Виктора послал отец за нами приглядывать. Виктор тоже в меня влюблён, поэтому следит за каждым движением Андерса. Гениальная папочкина идея. Может, мне соблазнить Виктора, чтобы он сошёл с дистанции? Кстати, я девственница, хотя и такая наглая. Я курю трубку. Виктор говорит, это полезно. Виктор помешан на здоровье.
У меня тоже была невеста Сара. Но она вышла замуж за моего брата Зигфрида, родила ему 6 детей и сейчас ей 75.
Только это всё и спасает: я смеюсь над её истерией, а она — над моей религиозностью. Только забота о самих себе не даёт нам убить друг друга.
Где он, тот друг, которого ищу я,
При свете дня я жду,
Но он не выйдет вдруг,
И ночь его шагов
Мне не доносит стук (Марианна)
Но чувствует душа, (Андерс)
Хоть не увидеть взглядом,
Что где-то есть он рядом. (Виктор)
Он там, где мне цветы взбивают колыбель, (Профессор)
Где трогают ветра верхушки тополей.
Он воздух мой и вздох – повсюду он со мной. (Марианна)
В весеннем ветерке и в шелесте лесном…
— Ты смотрел на себя в зеркало, Исаак? Нет? Взгляни, что оно тебе покажет? Ты беспокойный старик, одной ногой в могиле, а у меня вся жизнь впереди! Тебе тяжело это слышать?
— Нет, не тяжело.
— Нет, тебе тяжело, потому что ты не можешь вынести правды. Правда в том, что я слишком долго ждала, что ты всё поймёшь.
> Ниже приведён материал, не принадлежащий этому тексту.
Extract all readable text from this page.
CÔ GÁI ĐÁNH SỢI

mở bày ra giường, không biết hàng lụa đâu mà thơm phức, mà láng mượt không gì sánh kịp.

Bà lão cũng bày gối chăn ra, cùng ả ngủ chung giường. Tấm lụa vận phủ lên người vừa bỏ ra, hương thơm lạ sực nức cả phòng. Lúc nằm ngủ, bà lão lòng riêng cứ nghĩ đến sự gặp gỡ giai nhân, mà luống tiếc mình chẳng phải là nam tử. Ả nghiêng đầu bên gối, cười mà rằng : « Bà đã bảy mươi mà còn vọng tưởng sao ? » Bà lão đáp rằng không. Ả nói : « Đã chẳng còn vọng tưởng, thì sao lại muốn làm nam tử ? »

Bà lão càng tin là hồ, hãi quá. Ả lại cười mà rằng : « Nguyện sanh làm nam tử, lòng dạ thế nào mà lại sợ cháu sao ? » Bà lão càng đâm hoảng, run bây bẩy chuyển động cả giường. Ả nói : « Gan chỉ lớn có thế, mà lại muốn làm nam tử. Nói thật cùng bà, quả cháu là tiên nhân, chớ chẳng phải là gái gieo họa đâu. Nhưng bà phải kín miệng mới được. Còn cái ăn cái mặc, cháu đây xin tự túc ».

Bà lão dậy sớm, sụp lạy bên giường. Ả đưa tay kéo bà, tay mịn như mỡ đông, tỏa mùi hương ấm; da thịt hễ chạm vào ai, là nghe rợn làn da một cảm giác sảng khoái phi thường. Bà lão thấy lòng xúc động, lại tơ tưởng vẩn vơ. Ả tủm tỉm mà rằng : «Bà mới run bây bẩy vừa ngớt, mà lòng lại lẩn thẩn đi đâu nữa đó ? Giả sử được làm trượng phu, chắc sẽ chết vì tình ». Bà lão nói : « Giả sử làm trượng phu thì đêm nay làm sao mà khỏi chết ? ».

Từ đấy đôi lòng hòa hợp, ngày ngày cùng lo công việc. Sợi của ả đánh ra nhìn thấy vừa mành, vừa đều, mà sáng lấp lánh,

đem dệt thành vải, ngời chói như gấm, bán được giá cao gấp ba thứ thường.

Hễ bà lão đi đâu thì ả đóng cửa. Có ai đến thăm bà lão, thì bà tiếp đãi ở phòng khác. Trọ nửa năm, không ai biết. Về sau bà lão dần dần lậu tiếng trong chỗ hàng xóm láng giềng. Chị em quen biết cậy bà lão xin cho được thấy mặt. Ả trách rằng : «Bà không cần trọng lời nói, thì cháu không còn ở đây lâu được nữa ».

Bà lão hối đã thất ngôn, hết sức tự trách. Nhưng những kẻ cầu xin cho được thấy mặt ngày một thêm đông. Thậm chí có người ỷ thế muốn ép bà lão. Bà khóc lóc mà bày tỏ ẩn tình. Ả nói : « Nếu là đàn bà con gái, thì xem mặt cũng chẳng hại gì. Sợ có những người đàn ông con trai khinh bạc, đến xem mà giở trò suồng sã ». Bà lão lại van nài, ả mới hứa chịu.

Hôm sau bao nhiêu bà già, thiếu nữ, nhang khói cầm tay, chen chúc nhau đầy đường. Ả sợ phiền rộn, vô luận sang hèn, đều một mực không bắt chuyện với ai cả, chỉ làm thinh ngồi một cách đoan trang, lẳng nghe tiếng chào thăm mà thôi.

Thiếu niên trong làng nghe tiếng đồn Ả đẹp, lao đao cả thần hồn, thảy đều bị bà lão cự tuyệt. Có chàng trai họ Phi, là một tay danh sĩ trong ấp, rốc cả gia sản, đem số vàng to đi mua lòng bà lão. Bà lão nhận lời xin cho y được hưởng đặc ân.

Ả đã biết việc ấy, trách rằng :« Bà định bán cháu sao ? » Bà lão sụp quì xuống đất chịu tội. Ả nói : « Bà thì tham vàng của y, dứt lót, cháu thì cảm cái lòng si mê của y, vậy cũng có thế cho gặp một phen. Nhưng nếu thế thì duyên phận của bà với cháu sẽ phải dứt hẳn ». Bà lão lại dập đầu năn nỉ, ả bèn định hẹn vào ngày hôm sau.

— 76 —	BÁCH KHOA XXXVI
Ожидание делает человека жестоким, даже против его воли.
— Я понимаю.
— Нет, ты не понимаешь. Мы говорим на разных языках. Взгляни ещё раз в зеркало. Нет, не отворачивайся!
— Я не отворачиваюсь.
— Послушай, что я скажу. Я собираюсь замуж за твоего брата Зигфрида. Нам нравится играть с ним в любовь. Смотри, что с твоим лицом. Постарайся улыбнуться. Постарайся. Вот так. Молодец.
— Мне больно.
— Ты ведь у нас профессор. Кому, как не тебе знать, как победить боль, но ты не знаешь. Ты так много учился, а в итоге всем твоим знаниям грош цена.
Я знаю, что он мне скажет: «Бедняжка, как мне тебя жаль». Будто он господь бог… А я заплачу и скажу: как ты можешь меня жалеть? И тогда он скажет: я всем сердцем сочувствую тебе… Тогда я заплачу ещё больше и спрошу, может ли он простить меня. Тогда он скажет: ты не должна просить у меня прощения, мне нечего прощать тебе. Но всё это ложь. На самом деле ему всё равно… Потом он вдруг станет нежным, я заору на него, что он выжил из ума, что от его ложного великодушия тошнит. Он скажет, что мне надо выпить успокоительное и что он всё прекрасно понимает. Я скажу, что всё это из-за него. Я такая, как я есть тоже из-за него. Он сделает печальное лицо и скажет, что это его вина.
— А каково будет моё наказание?
— Как у всех, наверное…
— У всех?!
— Ну, да, у всех — одиночество.
— Одиночество.
— Вот именно, одиночество.
— И никакого снисхождения?
— Не спрашивайте меня. Об этом судить не мне.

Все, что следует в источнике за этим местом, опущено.